F. PENDAPAT ULAMA FIQIH tentang ILLAT RIBA

Ulama sepakat menetapkan riba fadhl pada 7 barang yaitu emas, perak, gandum, sya’ir (biji-bijian), kurma, garam dan anggur kering. Pada benda-benda ini, adanya tambahan pada pertukaran sejenis adalah diharamkan.
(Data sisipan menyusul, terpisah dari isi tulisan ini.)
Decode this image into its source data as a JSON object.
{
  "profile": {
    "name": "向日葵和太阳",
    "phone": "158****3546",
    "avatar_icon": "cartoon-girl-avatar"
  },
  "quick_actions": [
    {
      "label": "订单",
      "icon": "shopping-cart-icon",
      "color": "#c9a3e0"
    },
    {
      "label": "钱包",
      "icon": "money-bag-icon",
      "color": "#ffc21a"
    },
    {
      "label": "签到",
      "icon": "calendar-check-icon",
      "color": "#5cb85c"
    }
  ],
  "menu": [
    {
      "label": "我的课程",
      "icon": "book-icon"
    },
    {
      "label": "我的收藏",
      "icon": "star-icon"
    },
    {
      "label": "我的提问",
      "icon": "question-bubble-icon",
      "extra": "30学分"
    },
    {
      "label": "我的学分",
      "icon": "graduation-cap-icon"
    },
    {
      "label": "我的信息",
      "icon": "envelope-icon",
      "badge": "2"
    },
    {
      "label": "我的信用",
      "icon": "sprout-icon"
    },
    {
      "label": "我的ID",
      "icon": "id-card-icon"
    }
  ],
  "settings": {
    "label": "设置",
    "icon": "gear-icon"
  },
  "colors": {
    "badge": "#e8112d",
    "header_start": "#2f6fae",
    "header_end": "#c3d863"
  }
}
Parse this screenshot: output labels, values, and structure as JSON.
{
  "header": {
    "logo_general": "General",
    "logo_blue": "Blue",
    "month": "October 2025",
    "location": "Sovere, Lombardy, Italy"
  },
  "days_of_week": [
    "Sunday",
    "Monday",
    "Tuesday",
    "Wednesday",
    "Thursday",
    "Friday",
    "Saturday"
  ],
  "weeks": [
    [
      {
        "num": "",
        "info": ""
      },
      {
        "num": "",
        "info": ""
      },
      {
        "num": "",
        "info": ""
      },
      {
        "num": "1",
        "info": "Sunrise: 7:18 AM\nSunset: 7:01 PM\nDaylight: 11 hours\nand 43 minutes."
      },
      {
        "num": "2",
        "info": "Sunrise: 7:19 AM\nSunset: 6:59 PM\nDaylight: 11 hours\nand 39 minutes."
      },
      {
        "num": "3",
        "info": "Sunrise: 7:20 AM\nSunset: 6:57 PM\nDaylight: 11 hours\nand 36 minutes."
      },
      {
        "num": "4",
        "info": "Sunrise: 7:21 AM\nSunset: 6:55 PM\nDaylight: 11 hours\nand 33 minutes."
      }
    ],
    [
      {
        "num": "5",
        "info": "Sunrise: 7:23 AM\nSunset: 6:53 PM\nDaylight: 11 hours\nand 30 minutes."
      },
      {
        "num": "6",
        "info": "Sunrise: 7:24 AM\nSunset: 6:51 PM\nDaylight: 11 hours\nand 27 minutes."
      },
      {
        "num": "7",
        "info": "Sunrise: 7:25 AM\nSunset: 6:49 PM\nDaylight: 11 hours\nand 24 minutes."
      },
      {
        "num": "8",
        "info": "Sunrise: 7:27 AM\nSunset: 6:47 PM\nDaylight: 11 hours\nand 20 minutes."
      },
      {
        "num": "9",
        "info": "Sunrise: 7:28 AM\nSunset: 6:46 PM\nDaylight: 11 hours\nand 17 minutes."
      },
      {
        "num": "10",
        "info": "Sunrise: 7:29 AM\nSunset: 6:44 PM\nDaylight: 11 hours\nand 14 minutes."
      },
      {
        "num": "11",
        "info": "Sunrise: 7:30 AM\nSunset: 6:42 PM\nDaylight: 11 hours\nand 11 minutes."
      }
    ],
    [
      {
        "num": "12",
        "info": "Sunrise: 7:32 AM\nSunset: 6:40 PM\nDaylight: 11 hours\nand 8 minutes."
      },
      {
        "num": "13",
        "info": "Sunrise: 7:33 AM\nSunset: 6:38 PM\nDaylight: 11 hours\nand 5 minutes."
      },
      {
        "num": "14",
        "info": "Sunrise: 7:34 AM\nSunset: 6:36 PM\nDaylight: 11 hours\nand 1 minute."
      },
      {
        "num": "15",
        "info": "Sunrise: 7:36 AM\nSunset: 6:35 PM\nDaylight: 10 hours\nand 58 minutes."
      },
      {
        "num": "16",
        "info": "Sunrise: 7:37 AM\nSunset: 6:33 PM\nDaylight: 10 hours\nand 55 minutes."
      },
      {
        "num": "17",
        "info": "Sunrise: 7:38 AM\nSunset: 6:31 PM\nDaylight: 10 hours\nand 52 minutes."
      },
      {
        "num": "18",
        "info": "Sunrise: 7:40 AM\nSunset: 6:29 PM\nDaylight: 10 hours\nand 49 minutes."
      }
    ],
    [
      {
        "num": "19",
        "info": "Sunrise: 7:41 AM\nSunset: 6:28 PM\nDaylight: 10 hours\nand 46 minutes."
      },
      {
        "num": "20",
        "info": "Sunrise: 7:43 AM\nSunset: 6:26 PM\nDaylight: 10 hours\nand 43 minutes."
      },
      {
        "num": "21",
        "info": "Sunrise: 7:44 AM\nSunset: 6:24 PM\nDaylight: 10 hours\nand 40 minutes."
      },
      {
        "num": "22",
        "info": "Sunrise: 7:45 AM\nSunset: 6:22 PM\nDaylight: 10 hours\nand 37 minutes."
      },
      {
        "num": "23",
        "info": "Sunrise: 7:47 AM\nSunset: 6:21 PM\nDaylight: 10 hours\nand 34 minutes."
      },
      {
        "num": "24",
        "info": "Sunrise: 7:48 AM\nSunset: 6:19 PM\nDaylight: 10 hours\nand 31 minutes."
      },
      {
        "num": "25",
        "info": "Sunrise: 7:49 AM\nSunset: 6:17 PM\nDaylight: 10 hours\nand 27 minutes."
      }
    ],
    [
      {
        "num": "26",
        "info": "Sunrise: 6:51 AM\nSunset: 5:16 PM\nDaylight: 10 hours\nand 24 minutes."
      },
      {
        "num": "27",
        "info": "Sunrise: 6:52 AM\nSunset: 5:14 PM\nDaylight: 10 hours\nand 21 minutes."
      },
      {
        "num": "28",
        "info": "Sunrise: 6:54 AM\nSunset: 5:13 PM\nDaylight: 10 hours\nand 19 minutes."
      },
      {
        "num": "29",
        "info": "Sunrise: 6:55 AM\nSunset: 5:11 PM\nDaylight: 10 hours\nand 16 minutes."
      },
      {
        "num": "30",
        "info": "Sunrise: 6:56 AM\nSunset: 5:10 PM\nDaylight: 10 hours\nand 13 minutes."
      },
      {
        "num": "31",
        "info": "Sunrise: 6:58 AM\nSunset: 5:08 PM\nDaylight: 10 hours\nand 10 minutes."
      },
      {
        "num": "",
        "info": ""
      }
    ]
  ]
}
Dari Abu Sa’id Al-Khudri radhiyallahu 'anhu, bahwa Rasulullah Shallallahu ‘alaihi wa sallam bersabda :


الذَّهَبُ بِالذَّهَبِ وَالفِضَّةُ بِالْفِضَّةِ وَالْبُرُّ بِالْبُرِّ وَالشَّعِيْرُ بِالشَّعِيْرِ وَالتَّمْرُ بِالتَّمْرِ وَالْمِلْحُ بِالْمِلْحِ، مِثْلاً بِمِثْلٍ، يَدًا بِيَدٍ، فَمَنْ زَادَ أَوِ اسْتَزَادَ فَقَدْ أَرْبَى، اْلآخِذُ وِالْمُعْطِي فِيْهِ سَوَاءٌ

“Emas dengan emas, perak dengan perak, burr dengan burr, sya’ir dengan sya’ir, kurma dengan kurma dan garam dengan garam harus sama (timbangannya), serah terima di tempat (tangan dengan tangan). Barangsiapa menambah atau minta tambah maka dia terjatuh dalam riba, yang mengambil dan yang memberi dalam hal ini adalah sama.” (HR. Muslim)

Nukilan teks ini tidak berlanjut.